Lehrmann denies raping Higgins, and his criminal trial was derailed by jury misconduct. As part of Lehrmann’s failed defamation lawsuit against Network Ten and Lisa Wilkinson, a federal court ruled in April that he had raped Higgins on the balance of probabilities. Lehrmann is appealing that finding.

During the defamation trial, the court heard from politicians, journalists, employees and family members and friends of Higgins and Reynolds.

Reynolds’ lawyer Martin Bennett opened the trial by saying that “every fairytale needs a villain” and claimed that Higgins and her partner, David Sharaz, had cast the Liberal senator in the role.

Bennett also alleged that the two planned to ambush the Western Australian senator as part of a sophisticated media plan.

He said Higgins had created a “fictional story of political cover-ups” describing Reynolds’ abuse, exclusion and bullying, but that “none of it was true”.

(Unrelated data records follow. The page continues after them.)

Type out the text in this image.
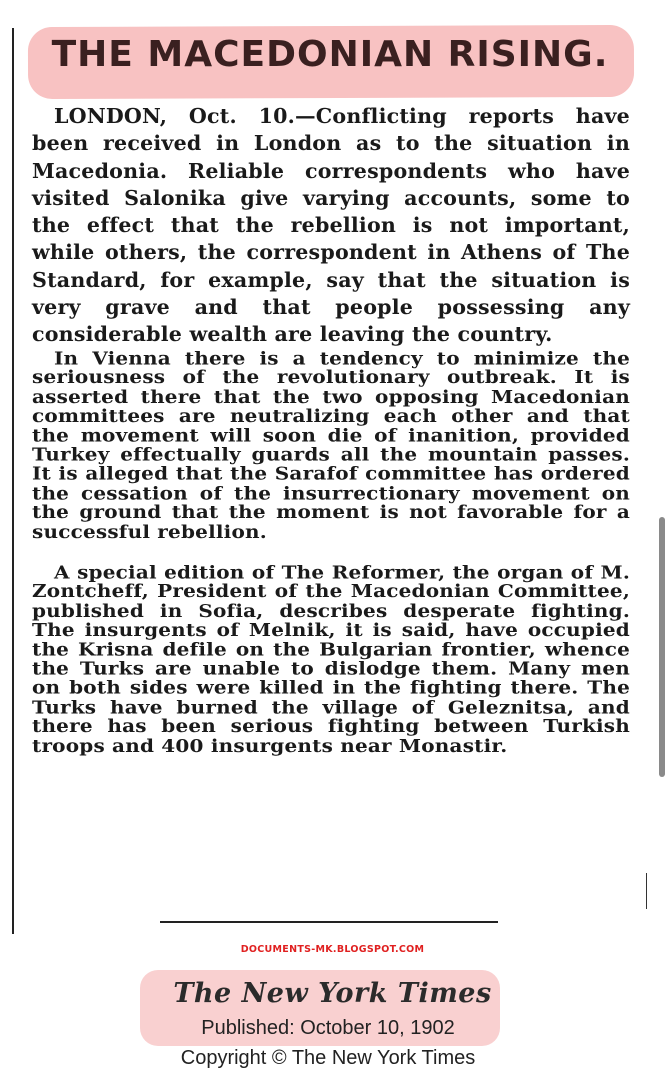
THE MACEDONIAN RISING.

LONDON, Oct. 10.—Conflicting reports have been received in London as to the situation in Macedonia. Reliable correspondents who have visited Salonika give varying accounts, some to the effect that the rebellion is not important, while others, the correspondent in Athens of The Standard, for example, say that the situation is very grave and that people possessing any considerable wealth are leaving the country.

In Vienna there is a tendency to minimize the seriousness of the revolutionary outbreak. It is asserted there that the two opposing Macedonian committees are neutralizing each other and that the movement will soon die of inanition, provided Turkey effectually guards all the mountain passes. It is alleged that the Sarafof committee has ordered the cessation of the insurrectionary movement on the ground that the moment is not favorable for a successful rebellion.

A special edition of The Reformer, the organ of M. Zontcheff, President of the Macedonian Committee, published in Sofia, describes desperate fighting. The insurgents of Melnik, it is said, have occupied the Krisna defile on the Bulgarian frontier, whence the Turks are unable to dislodge them. Many men on both sides were killed in the fighting there. The Turks have burned the village of Geleznitsa, and there has been serious fighting between Turkish troops and 400 insurgents near Monastir.

DOCUMENTS-MK.BLOGSPOT.COM
The New York Times
Published: October 10, 1902
Copyright © The New York Times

But Higgins’ lawyer Rachael Young SC responded in her opening submissions that the series of events had “never been a fairytale” for her client, and that the comments were “misplaced, intimidating and re-traumatising”.

Young told the court the defence would show Reynolds knew about Higgins’ alleged rape before April 1, 2019, the date Higgins and Reynolds had their only meeting about the matter – a claim Reynolds has strongly denied.

The defense also asked why Reynolds did not meet with Higgins again after the April 1, 2019 meeting to discuss her alleged rape and her well-being. Reynolds responded that she “tried to give her agency,” but that she “was not her counselor.”

Former Foreign Minister Marise Payne told the trial that the political attacks on Reynolds following Higgins’ allegations of a cover-up had rarely been as fierce as in Parliament.

Former Prime Minister Scott Morrison defended Reynolds’ handling of the alleged rape and dismissed claims of a government cover-up as “completely and utterly untrue”.

The trial before Judge Paul Tottle is expected to conclude on Wednesday.